Kelompok Kedua berargumentasi dengan hadits-hadits berikut:

1. Dari Abdullah bin Umar ra., dia berkata:

“Aku mendengar Rasulullah Saw. ketika ditanya tentang air yang ada di tanah lapang dan air yang suka didatangi oleh binatang buas dan hewan tunggangan, dia berkata: Rasulullah Saw. menjawab: “Jika air itu dua qullah maka tidak akan mengandung kotoran (najis).” (HR. Tirmidzi, Ahmad dan Abu Dawud)

Dalam hadits yang diriwayatkan Abu Dawud dituturkan dengan frase:

“Maka sesungguhnya air tersebut tidak najis.”

Dalam hadits yang diriwayatkan al-Hakim dan Ahmad dituturkan dengan frase:

“Air tersebut tidak dinajisi sesuatupun.”

Kami akan membahas derajat hadits ini kemudian.

2. Dari Abu Hurairah ra., bahwasanya Nabi Saw. bersabda:

“Jika salah seorang dari kalian bangun dari tidurnya, maka janganlah ia mencelupkan tangannya ke dalam bejana hingga ia mencuci tangannya tiga kali, karena dia tidak tahu di manakah tangannya itu berada di waktu malam.” (HR. Muslim, Ahmad, Abu Dawud, an-Nasai dan Tirmidzi)

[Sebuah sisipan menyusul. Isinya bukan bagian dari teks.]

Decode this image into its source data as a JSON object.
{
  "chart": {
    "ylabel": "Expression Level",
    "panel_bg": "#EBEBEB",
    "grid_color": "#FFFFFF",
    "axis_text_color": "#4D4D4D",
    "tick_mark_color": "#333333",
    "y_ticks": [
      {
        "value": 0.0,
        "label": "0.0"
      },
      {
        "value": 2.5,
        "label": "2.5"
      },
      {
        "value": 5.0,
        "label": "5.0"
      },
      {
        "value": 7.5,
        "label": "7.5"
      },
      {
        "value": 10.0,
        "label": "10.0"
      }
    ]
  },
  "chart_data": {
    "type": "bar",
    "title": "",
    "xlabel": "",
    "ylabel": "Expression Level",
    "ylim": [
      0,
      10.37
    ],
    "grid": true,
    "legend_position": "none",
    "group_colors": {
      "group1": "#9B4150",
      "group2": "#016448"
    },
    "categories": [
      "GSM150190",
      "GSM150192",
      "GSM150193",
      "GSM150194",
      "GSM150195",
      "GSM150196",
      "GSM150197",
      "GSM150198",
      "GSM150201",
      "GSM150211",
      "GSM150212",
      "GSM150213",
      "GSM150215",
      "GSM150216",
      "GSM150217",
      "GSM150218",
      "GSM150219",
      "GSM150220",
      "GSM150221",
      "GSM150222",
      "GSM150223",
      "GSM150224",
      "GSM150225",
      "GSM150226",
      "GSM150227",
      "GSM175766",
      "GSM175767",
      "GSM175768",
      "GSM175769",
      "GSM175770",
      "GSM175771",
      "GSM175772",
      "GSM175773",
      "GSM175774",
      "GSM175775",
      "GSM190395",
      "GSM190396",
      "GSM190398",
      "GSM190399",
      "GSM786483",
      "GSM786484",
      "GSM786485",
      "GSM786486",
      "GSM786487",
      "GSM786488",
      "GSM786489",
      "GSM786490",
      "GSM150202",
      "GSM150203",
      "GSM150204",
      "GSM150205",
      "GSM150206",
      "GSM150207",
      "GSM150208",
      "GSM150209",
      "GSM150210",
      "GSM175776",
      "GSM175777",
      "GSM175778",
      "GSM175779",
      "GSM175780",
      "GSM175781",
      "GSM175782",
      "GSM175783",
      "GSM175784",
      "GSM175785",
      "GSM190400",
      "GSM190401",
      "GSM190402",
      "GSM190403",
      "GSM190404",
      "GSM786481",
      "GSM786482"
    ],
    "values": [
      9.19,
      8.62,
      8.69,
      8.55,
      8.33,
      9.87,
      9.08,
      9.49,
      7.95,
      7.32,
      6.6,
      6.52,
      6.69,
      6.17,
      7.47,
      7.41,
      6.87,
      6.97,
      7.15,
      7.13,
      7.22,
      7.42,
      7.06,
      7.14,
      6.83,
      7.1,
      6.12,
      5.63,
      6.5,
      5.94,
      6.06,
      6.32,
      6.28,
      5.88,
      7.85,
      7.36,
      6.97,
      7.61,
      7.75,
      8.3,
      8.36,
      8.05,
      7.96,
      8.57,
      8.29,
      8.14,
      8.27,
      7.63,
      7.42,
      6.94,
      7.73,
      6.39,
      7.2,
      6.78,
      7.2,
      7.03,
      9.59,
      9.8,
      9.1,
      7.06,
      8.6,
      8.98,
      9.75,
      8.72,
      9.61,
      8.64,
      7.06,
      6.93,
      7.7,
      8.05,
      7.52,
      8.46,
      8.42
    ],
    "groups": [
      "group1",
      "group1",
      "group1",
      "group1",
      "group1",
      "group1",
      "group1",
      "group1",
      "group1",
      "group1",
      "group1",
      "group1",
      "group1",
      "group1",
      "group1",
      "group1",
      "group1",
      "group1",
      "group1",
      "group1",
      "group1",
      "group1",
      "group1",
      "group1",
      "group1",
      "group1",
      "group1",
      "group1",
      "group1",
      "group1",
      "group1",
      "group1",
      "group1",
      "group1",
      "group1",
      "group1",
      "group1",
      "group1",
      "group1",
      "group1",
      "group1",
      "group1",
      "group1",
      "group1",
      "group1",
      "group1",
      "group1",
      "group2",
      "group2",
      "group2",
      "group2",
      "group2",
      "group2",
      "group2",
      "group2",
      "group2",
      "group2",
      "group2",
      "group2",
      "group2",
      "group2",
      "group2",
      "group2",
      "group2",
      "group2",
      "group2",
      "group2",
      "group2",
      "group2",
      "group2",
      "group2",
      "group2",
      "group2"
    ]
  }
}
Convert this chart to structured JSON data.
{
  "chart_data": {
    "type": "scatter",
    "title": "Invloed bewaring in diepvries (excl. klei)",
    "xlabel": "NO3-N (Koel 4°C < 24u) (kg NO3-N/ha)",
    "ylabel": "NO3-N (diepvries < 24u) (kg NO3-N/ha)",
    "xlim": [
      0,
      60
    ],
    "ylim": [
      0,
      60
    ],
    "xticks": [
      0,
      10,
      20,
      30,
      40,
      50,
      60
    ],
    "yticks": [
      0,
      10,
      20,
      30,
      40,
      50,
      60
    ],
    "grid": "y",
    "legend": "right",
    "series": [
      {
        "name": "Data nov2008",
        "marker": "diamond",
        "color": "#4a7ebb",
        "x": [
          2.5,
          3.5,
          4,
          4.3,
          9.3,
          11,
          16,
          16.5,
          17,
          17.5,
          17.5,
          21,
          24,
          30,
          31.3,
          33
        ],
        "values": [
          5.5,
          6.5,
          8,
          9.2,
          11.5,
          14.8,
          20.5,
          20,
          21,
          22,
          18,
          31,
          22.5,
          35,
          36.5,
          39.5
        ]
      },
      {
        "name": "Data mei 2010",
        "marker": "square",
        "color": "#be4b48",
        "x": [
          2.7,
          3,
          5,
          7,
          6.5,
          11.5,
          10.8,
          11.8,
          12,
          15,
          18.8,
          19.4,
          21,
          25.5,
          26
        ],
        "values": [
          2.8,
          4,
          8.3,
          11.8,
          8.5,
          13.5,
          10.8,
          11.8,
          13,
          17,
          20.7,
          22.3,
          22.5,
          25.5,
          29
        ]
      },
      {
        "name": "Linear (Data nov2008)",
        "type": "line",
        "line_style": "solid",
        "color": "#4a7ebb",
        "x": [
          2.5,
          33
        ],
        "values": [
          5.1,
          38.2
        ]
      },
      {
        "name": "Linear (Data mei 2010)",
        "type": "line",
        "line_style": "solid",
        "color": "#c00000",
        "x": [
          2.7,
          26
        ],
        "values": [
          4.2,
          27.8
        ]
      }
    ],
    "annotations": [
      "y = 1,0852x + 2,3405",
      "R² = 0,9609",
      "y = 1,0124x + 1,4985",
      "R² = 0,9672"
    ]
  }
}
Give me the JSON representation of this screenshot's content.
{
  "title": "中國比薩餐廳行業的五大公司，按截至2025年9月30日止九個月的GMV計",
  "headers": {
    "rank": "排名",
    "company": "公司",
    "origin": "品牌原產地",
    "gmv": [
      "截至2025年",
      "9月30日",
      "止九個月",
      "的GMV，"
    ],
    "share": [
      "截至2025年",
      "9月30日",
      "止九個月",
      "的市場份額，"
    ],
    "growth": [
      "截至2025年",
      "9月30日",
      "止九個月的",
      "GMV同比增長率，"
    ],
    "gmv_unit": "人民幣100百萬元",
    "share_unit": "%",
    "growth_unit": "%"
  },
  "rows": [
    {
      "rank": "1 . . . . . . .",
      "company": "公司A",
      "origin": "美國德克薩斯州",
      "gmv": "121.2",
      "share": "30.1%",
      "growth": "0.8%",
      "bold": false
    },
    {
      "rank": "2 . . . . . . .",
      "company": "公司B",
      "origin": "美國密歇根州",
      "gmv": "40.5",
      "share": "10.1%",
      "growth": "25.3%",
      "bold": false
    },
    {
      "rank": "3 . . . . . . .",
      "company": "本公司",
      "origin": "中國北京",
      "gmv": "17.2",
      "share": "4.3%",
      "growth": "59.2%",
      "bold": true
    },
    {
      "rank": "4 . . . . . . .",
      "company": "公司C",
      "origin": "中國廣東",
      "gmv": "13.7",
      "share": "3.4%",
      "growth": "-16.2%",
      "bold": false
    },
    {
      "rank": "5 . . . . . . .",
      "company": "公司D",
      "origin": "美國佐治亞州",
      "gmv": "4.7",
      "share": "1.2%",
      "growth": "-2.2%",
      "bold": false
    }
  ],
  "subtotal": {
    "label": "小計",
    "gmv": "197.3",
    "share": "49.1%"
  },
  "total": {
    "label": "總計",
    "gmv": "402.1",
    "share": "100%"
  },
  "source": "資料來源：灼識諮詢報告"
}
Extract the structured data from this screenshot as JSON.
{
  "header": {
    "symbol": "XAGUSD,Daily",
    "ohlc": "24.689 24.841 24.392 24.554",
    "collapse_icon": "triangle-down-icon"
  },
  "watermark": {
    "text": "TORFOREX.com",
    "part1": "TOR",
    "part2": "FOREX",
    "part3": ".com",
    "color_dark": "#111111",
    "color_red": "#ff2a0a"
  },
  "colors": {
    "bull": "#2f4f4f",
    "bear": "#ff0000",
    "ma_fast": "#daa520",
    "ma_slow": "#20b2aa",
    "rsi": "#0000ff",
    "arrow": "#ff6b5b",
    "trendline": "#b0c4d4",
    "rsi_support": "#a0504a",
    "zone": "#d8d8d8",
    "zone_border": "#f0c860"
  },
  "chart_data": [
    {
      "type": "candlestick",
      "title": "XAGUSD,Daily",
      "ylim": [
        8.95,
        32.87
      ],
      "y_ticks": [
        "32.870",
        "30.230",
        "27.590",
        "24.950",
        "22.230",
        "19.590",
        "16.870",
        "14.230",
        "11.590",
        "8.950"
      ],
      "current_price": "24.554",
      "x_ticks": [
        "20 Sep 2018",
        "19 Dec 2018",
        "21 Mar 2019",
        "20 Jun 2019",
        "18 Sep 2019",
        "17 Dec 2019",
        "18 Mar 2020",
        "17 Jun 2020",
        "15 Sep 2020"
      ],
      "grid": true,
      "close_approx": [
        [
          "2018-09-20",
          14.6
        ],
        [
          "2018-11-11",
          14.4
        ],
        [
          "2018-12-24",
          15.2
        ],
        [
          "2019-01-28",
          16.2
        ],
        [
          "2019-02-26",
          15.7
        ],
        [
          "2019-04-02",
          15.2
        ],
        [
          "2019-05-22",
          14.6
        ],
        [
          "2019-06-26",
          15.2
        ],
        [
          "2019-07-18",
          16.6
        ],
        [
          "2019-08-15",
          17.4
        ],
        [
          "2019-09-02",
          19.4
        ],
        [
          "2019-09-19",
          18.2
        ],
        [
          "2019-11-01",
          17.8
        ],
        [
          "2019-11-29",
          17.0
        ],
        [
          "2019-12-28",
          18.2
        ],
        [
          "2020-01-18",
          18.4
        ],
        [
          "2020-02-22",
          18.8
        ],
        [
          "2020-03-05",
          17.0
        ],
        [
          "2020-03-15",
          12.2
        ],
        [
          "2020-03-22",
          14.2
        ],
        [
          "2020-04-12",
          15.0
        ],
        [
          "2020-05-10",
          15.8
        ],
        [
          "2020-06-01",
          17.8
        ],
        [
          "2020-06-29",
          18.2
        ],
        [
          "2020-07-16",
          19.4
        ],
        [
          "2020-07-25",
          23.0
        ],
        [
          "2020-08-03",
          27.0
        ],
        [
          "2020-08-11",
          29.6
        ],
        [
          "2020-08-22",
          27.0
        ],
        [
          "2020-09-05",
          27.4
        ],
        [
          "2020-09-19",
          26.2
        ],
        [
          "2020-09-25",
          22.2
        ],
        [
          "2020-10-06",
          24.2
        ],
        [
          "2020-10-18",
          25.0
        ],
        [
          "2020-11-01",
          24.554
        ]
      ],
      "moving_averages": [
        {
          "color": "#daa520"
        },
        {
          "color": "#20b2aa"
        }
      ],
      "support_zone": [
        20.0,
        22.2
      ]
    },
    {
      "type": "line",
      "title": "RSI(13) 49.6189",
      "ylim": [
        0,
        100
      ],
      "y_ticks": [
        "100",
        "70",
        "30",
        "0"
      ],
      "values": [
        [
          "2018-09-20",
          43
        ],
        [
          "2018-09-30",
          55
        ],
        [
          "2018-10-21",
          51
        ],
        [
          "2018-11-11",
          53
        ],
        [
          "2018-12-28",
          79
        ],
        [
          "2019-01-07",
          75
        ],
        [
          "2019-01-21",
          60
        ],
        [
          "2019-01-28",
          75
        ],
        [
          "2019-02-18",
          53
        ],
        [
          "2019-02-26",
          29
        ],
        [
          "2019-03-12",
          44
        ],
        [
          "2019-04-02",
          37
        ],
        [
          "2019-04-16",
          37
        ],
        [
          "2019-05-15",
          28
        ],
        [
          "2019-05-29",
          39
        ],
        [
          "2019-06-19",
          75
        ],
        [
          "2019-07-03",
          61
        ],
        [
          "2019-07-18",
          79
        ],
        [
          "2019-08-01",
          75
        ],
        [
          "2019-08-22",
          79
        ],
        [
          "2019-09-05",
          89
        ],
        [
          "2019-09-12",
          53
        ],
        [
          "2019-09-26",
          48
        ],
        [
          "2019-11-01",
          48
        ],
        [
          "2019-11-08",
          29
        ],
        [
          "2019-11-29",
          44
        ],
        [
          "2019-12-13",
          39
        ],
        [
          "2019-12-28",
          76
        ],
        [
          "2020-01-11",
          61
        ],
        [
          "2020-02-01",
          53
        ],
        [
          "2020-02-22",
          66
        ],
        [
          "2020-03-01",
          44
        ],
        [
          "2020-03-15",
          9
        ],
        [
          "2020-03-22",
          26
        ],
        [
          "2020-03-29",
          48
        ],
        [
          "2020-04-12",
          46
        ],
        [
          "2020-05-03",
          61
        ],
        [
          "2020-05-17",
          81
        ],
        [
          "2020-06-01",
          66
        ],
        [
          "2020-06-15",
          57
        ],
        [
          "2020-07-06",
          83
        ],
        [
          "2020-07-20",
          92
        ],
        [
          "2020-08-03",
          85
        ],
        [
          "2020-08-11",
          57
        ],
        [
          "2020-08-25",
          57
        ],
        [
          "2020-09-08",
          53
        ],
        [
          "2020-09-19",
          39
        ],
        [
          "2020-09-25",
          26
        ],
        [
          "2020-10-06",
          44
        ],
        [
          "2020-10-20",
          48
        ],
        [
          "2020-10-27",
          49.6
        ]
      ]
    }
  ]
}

Bukhari meriwayatkan hadits ini dengan tidak menyebutkan bilangan tiga kali.

3. Dari Abu Hurairah ra., bahwasanya Rasulullah Saw. bersabda:

“Jika anjing minum (air) dalam bejana salah satu dari kalian, maka hendaklah ia mencuci bejana itu tujuh kali.” (HR. Muslim, Bukhari, dan Ahmad)

Dalam salah satu hadits yang diriwayatkan Muslim:

“Cara mensucikan bejana salah seorang dari kalian jika dijilat oleh anjing, adalah hendaknya dia mencuci bejana itu tujuh kali, yang pertama kali dengan tanah.”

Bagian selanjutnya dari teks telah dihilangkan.